17. method for preparing hydrolyzable ester in acceptable salt on the claimed formula of claim 1 (I) compound or its pharmacology or the body; wherein HET-1 is 4-halogenated 1; 2; the 3-triazole; this method comprises makes the azido methyl oxazolidinone react with vinyl halides base SULPHURYL CHLORIDE in 0 ℃-100 ℃, and this reaction can not have thinner or carries out in inert diluent

18. the method for claim 17, wherein vinyl halides base SULPHURYL CHLORIDE is a 1-chloro-1-ethene SULPHURYL CHLORIDE.

19. compound 1-chloro-1-ethene SULPHURYL CHLORIDE

20.1-chloro-1-ethene SULPHURYL CHLORIDE is forming purposes in the cycloaddition reaction of 4-chloro-1,2,3-triazoles with trinitride.

21.1-chloro-1-ethene SULPHURYL CHLORIDE is forming purposes in the method for formula (I) compound, wherein R with azide derivatives ₁B is 4-chloro-1,2,3-triazoles, perhaps R ₄Be 4-chloro-HET3-AB.

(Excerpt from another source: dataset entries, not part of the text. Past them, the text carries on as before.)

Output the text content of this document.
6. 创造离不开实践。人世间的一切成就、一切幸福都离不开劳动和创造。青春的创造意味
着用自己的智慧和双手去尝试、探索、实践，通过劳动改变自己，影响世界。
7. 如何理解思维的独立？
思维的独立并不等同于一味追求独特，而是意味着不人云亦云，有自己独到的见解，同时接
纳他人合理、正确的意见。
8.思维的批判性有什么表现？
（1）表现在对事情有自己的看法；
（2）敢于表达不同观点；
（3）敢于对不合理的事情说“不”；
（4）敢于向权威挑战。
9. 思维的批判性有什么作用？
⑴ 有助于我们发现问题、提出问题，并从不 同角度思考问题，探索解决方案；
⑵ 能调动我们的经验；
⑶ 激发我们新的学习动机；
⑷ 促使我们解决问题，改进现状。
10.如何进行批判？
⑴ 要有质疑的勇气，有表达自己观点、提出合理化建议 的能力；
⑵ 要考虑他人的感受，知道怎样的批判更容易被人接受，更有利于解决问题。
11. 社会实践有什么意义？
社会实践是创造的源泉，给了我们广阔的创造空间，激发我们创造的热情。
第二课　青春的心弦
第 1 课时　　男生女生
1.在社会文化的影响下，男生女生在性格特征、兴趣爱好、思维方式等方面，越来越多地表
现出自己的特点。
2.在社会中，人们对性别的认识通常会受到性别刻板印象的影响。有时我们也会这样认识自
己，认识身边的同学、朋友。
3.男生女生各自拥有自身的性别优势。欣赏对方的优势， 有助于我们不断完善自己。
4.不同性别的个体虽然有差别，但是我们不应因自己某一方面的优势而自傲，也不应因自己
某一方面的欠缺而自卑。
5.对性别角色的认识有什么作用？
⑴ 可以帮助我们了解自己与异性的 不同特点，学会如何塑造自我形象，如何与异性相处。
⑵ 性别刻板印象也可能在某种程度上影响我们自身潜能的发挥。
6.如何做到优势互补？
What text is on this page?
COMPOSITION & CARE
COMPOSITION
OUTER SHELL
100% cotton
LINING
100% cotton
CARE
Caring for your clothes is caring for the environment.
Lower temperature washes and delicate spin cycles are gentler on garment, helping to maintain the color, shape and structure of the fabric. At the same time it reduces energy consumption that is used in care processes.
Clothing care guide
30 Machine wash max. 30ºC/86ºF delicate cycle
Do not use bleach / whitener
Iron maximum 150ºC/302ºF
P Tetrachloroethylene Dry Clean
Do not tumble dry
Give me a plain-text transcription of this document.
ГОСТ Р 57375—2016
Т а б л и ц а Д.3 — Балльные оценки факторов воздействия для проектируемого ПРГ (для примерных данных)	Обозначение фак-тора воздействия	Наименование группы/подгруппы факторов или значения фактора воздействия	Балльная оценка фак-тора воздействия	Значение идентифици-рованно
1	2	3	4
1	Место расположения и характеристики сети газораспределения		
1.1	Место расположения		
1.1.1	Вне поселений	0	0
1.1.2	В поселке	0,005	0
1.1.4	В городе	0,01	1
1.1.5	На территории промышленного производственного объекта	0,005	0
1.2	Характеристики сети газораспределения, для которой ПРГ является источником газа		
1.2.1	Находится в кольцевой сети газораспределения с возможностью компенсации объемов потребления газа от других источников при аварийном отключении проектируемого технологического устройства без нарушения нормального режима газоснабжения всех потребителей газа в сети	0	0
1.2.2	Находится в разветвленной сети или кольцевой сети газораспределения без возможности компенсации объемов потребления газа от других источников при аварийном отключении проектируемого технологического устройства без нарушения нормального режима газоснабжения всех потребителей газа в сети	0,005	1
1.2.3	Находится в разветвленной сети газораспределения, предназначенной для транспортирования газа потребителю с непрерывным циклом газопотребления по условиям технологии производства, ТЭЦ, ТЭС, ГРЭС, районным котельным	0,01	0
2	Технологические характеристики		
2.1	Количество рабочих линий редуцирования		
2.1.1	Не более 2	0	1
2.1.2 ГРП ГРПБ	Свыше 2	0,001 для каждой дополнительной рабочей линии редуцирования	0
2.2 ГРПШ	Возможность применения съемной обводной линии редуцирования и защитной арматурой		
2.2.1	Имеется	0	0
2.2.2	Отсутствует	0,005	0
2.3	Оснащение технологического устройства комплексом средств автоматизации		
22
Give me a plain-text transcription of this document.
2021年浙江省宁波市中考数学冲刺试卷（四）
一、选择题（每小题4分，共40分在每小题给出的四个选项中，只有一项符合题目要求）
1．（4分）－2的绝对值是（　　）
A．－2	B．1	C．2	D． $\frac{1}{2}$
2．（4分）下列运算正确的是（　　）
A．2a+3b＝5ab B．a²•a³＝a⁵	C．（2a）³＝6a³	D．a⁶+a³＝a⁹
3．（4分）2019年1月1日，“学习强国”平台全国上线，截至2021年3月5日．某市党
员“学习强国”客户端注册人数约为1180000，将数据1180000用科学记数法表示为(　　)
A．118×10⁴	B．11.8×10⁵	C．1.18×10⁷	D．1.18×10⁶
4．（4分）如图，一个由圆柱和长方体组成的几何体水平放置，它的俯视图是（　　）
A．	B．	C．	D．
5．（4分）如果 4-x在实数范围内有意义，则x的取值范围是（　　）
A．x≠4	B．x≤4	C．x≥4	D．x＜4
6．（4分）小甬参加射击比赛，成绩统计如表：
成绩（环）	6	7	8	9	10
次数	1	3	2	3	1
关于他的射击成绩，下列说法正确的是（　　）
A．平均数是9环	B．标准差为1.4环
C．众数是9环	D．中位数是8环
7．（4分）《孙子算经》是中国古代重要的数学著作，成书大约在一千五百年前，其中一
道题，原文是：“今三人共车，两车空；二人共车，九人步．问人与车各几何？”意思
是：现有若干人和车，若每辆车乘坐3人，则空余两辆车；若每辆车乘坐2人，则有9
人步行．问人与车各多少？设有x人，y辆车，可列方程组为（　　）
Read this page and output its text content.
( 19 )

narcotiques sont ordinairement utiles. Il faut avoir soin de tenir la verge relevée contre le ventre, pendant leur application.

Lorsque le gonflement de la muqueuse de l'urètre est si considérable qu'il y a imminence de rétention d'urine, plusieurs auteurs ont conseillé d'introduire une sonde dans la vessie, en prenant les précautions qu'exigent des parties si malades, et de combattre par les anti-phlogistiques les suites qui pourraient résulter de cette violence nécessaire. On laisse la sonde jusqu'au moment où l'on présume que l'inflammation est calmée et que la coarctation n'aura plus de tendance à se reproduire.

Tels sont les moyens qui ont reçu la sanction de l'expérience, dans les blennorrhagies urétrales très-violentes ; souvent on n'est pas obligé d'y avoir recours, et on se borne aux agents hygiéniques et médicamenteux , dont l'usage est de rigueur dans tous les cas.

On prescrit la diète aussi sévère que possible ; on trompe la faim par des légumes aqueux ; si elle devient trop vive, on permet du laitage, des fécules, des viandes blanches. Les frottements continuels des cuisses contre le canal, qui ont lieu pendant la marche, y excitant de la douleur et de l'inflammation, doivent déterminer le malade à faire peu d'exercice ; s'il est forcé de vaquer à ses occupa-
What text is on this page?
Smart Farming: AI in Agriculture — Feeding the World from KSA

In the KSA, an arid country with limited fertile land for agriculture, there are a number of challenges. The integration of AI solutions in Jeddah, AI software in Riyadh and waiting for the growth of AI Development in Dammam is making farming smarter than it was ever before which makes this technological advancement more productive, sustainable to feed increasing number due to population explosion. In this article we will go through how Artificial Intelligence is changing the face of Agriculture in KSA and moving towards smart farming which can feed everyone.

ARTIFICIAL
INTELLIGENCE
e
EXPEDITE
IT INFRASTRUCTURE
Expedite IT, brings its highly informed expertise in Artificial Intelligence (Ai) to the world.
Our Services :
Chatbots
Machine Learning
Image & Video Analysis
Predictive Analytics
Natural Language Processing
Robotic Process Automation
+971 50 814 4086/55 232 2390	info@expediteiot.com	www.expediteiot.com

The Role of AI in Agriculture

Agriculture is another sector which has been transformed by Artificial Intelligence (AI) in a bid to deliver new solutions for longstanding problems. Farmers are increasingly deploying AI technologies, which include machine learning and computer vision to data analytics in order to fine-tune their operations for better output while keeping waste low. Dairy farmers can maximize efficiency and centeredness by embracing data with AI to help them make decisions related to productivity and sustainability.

22. the medicinal compositions that claim 15 is claimed, wherein said composition comprises VITAMIN.

23. the medicinal compositions that claim 22 is claimed, wherein said VITAMIN are vitamins B.

24. the medicinal compositions that claim 15 is claimed, wherein said composition comprise formula (I) compound combined and effective antibacterials of resisting gram-positive bacterium.

25. the medicinal compositions that claim 15 is claimed, wherein said composition comprise formula (I) compound combined and the antibacterials of effective anti-gram negative bacterium.